Constitutional Court
The matter was then taken to the CC and the court found that the legislature has clearly granted a preference for the claims of a business rescue practitioner over secured creditors in terms of s 143. To examine whether the preference granted by s 143 also extends to unsecured claims, the court had to look at the provisions of the Insolvency Act. The court found that s 97 of the Insolvency Act provides that costs of liquidation are paid out of any balance of the free residue, which shall be applied in defraying the costs of the sequestration of the estate. These costs do not rank in preference above secured creditors. The court further held that s 143 does not allow for the claims of business rescue practitioners to usurp the claims of all creditors, whether secured or not, in liquidation.

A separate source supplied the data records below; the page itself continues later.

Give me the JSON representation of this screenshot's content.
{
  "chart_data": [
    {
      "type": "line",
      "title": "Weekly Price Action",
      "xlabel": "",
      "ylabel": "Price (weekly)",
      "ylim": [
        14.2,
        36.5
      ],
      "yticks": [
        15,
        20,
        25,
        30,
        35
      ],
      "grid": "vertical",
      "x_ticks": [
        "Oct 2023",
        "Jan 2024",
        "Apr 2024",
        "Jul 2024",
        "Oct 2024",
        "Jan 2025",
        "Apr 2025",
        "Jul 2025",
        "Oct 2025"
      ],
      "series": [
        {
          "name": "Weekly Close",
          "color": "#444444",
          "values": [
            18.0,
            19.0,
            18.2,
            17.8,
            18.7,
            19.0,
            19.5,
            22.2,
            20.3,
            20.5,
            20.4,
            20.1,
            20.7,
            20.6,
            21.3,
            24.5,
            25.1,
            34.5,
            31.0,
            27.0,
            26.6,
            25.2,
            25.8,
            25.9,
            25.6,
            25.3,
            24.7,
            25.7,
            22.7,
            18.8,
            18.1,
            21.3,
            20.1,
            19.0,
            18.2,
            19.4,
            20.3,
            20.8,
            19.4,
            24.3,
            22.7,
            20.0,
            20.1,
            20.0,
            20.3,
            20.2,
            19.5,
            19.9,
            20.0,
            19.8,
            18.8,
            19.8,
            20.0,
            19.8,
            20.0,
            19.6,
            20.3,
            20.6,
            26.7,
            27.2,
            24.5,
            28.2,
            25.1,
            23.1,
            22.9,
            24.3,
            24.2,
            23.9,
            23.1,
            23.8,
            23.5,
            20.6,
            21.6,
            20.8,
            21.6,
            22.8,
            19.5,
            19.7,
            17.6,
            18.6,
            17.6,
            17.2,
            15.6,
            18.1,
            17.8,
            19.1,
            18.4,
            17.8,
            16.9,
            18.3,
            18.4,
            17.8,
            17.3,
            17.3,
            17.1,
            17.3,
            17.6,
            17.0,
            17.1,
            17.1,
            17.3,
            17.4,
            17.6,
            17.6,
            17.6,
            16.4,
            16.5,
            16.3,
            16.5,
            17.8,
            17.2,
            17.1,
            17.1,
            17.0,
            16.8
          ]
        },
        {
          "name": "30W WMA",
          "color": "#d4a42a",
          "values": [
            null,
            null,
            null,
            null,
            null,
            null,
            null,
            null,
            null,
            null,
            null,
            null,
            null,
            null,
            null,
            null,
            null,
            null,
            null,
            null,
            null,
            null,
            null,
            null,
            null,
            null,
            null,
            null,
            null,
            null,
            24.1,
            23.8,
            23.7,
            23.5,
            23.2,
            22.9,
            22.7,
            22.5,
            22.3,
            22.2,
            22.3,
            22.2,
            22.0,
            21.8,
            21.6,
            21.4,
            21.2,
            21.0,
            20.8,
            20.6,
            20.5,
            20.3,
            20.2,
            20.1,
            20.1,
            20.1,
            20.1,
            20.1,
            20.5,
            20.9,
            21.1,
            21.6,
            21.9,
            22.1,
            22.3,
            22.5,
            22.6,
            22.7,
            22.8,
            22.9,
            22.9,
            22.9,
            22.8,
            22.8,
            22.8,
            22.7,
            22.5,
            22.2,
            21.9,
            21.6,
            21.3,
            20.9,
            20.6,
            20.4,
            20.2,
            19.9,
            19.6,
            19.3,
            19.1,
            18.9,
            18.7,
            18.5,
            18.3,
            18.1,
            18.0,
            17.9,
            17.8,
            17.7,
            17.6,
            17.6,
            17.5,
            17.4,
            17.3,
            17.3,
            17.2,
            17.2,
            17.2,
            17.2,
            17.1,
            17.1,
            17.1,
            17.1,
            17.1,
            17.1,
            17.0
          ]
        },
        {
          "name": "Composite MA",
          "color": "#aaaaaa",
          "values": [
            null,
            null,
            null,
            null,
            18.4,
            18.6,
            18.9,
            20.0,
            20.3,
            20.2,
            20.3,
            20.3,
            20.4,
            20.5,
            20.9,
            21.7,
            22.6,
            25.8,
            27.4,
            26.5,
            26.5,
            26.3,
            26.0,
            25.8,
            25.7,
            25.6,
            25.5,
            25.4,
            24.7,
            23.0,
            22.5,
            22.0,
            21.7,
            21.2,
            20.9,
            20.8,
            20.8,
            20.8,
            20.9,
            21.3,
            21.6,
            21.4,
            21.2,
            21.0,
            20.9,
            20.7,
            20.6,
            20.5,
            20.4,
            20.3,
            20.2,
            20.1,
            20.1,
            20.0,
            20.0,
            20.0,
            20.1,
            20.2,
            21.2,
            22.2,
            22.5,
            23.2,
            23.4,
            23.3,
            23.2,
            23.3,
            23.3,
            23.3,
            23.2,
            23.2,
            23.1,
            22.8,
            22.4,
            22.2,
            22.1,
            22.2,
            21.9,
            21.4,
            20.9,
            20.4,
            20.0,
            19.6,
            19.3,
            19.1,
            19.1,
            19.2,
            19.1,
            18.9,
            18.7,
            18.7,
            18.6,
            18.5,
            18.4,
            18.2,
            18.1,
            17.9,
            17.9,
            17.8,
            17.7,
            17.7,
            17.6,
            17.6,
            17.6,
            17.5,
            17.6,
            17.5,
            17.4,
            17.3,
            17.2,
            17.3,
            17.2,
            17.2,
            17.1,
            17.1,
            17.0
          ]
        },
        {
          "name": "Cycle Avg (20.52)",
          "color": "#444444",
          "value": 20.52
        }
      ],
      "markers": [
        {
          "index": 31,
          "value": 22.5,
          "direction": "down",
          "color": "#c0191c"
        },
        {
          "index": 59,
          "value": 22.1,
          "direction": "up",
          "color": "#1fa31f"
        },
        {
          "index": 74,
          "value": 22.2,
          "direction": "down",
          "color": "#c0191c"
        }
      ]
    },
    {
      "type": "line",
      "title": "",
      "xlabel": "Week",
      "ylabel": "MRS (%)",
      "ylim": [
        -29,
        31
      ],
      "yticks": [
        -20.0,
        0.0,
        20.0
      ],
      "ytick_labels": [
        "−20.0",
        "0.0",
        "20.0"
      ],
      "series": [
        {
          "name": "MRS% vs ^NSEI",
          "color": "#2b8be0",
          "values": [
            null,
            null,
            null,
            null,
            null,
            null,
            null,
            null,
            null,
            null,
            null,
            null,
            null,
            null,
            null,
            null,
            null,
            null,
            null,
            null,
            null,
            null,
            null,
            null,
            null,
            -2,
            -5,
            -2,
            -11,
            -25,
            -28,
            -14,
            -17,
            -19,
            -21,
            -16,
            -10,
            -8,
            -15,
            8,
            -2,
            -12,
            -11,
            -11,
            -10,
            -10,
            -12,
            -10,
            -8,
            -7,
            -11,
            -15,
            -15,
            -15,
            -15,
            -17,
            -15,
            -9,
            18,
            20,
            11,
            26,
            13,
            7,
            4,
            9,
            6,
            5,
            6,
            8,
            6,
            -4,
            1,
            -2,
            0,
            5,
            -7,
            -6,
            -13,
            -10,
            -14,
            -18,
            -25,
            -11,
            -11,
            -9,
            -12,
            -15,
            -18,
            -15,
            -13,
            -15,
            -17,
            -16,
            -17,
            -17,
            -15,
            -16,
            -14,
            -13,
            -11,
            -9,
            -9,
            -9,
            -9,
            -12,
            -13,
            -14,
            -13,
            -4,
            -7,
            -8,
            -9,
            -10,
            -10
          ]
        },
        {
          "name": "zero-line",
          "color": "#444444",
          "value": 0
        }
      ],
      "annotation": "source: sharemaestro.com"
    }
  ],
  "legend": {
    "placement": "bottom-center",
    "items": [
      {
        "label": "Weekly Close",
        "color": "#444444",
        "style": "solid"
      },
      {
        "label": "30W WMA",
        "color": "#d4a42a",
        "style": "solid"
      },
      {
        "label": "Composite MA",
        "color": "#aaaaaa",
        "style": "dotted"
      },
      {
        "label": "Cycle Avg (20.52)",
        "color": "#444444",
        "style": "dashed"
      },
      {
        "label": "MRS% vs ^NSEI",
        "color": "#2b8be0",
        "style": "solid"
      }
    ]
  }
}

The CC further held that unlike s 89(1) of the Insolvency Act, s 135(4) of the Companies Act makes no reference to using secured assets to pay the practitioner. In contrast to ss 135(4), 89(1), in much clearer terms, creates a preference over secured assets for the costs of liquidation. The CC further held that the effect of super preference is that the claim for remuneration of the business rescue practitioner would rank ahead of the costs of liquidation. The business rescue practitioner would also enjoy preference over secured creditors even if a court, on challenge to a director’s resolution to institute business rescue proceedings, set aside that resolution and were to grant an order placing the company in liquidation. The CC held that there is nothing in the Companies Act, or anywhere else, which would suggest that the legislature had intended the rights of secured creditors to be diluted where liquidation of the company supersedes business rescue proceedings through the ranking in preference of the business rescue practitioner’s remuneration and expenses, above the claims of secured creditors. The CC dismissed the appeal.
Conclusion
It is now settled principle in company law that the remuneration of the business rescue practitioner will not take preference over secured claims in the event that the business rescue proceedings fail, and the company is placed under business rescue. The business rescue practitioner will be also required to prove their claim against the insolvent estate like all other creditors in terms of s 44 of the Insolvency Act. To hold security, the business rescue practitioners will be required to secure their claims by way of a guarantee or surety with the shareholders of a financially distressed company.
Njabulo Kubheka BA LLB (UKZN) is a candidate legal practitioner at Venns Attorneys in Pietermaritzburg.